10/20. Quando a taxa de câmbio subia e as reservas ficavam mais valiosas em reais, esse lucro, até 2018, era repassado para a Conta Única do Tesouro no Bacen. Quando o câmbio descia e as reservas perdiam valor em reais, até 2018, o Tesouro aportava títulos no Bacen.
11/20. Assim, dado que os movimentos no mercado de câmbio são voláteis, havia uma sistemática, ao longo do tempo, de aportes de títulos no Bacen e aumento da Conta Única. Depois da lei 13.820, isso mudou. Explico (sem juízo de valor).
12/20. A lei permite a cobertura de eventual prejuízo do Bacen com emissão de títulos, pelo Tesouro, apenas quando lucros apurados no passado não sejam suficientes para cobri-lo. A relação ficou mais transparente, de fato, e menos automática.
13/20. Como a carteira do Bacen atingiu nível muito alto, além da posição em compromissadas - isto é, da parcela desses títulos públicos lastreando operações com o mercado, na forma exemplificada acima -, não há risco de qualquer limitação ao poder de fogo da política monetária.
14/20. Além da gestão de liquidez explicada acima, há outros fatores que elevam a base monetária. Um deles, muito relevante, é a expansão de gastos ou redução de tributos (política expansionista).
15/20. Uma política fiscal expansionista financiada com emissão de títulos do Tesouro não afetará a liquidez. Mas se o aumento de gasto não for coberto, a liquidez aumentará e o BC terá de enxugá-la p/ evitar que os juros praticados no mercado caiam muito (ver exemplo anterior).

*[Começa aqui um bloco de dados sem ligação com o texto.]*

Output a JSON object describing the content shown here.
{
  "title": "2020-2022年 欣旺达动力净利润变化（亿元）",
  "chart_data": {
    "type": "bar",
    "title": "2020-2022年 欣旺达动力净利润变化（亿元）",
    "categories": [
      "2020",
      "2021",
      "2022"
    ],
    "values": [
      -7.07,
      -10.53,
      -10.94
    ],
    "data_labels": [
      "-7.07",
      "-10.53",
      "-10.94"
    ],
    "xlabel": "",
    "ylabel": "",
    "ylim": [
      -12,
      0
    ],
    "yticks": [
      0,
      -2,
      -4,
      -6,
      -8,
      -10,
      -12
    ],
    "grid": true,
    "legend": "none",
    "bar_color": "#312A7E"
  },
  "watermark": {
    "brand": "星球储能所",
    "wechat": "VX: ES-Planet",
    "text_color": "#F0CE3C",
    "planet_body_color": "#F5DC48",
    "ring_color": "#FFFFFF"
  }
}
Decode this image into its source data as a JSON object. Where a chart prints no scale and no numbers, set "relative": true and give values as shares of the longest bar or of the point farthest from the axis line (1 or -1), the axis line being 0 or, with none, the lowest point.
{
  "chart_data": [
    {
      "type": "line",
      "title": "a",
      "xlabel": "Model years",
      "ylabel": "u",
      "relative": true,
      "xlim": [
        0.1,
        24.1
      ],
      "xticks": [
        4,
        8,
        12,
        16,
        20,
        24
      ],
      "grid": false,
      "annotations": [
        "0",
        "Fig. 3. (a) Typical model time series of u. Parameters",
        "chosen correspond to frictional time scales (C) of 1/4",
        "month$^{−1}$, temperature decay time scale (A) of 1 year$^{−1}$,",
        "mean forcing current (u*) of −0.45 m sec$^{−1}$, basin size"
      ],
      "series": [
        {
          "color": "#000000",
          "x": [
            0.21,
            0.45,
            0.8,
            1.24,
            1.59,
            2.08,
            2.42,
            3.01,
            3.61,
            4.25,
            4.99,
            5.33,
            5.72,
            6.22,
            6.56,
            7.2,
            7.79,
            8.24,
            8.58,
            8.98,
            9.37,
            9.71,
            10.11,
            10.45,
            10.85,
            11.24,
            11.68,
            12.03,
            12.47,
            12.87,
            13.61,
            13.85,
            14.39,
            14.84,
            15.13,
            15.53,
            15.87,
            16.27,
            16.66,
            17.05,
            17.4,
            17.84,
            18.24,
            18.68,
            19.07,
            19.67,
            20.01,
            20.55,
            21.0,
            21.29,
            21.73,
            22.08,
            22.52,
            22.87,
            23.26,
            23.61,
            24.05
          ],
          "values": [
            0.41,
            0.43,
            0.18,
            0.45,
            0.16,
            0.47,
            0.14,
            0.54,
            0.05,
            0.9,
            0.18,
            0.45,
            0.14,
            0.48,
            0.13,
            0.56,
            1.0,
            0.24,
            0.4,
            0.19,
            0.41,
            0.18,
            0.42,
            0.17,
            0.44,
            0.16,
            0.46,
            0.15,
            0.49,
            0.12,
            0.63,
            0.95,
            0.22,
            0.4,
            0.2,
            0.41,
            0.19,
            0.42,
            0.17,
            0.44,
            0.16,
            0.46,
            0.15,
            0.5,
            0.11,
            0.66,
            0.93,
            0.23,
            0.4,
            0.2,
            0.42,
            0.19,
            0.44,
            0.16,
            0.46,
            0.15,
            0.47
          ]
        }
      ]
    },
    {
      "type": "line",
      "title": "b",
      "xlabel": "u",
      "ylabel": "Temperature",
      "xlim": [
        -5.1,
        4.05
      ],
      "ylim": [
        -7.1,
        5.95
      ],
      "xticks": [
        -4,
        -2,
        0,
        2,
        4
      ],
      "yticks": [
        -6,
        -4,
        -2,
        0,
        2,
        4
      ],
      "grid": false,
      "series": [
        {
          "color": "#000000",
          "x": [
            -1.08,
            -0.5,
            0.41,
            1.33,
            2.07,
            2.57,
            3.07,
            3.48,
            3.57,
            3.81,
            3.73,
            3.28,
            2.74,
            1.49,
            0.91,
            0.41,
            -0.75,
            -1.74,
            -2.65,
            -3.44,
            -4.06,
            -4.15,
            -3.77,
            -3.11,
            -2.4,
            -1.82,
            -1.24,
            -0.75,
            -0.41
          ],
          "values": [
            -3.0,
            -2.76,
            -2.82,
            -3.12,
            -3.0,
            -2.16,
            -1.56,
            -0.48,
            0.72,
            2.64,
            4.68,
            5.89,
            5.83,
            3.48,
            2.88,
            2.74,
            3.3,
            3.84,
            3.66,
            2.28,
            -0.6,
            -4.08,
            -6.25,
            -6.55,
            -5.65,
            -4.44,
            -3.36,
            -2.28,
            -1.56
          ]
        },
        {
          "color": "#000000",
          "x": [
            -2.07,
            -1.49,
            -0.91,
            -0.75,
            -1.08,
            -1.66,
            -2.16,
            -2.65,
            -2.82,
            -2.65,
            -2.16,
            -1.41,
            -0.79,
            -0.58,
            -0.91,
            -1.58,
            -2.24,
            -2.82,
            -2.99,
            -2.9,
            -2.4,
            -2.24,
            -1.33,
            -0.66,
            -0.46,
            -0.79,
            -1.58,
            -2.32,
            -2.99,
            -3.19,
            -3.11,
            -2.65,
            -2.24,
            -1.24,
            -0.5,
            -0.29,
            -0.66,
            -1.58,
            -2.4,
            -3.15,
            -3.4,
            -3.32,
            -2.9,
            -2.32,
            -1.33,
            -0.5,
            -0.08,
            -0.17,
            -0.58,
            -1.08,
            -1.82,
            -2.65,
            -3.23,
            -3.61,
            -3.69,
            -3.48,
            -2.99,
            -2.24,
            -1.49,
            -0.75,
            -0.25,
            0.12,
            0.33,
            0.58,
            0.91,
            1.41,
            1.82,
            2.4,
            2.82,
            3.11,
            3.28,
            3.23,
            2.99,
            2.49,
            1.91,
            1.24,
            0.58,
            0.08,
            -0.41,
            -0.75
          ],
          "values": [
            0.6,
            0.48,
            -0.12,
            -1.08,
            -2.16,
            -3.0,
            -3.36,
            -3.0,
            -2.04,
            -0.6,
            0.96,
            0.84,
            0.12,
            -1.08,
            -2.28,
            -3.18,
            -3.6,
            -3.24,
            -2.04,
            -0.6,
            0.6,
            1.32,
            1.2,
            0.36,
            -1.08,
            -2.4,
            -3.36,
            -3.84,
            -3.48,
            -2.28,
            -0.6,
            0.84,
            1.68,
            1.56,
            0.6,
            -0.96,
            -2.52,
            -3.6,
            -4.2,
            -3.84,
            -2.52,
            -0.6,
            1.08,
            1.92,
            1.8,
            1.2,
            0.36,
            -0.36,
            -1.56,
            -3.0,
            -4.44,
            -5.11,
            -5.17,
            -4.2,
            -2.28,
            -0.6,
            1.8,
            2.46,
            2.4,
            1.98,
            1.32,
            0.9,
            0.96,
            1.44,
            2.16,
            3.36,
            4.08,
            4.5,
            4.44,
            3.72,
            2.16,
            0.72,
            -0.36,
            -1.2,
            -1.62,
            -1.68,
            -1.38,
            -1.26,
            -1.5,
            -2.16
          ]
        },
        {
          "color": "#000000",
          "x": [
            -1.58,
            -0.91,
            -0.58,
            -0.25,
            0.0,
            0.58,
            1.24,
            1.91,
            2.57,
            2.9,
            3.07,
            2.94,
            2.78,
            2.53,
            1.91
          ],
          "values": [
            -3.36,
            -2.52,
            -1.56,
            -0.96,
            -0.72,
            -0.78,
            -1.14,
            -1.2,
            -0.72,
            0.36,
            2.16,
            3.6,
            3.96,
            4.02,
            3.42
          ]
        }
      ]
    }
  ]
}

16/20. Quando isso ocorre? Ocorre quando o Tesouro resolve sacar recursos da Conta Única para gastar. Por exemplo, sacando recursos de emissões de dívida realizadas no passado além das necessidades de financiamento (déficit). Esse dinheiro chama-se colchão de liquidez.
17/20. Há outras fontes que podem ser usadas, na Conta Única, mas uma boa parte refere-se a recursos vínculos, frutos de uma arrecadação que só poderia ter sido gasta em finalidade específica e não foi. Fundos são o exemplo típico.
18/20. O lucro cambial do Banco Central, depois da lei 13.820, ainda pode ser transferido para a Conta Única, mas em condições específicas de grave crise de liquidez, com a benção do Conselho Monetário Nacional. Neste ano, há cerca de R$ 600 bi a transferir.
19/20. Na prática, o Tesouro utilizaria os recursos p/ pagar dívida vincenda (pois são vinculados esse fim) e liberaria fontes originalmente fixadas a pagamento da dívida vincenda para pagar despesas da covid, por exemplo. Há limite, como se vê, mas é um instrumento importante.
20/20. Como já deu para concluir, esse uso da Conta Única, incluindo o uso eventual do lucro cambial do Bacen, aumenta a liquidez e requerer enxugamento via operações compromissadas. A hipótese de não enxugar existe, mas implica o mercado operar com juros aquém da meta-Selic.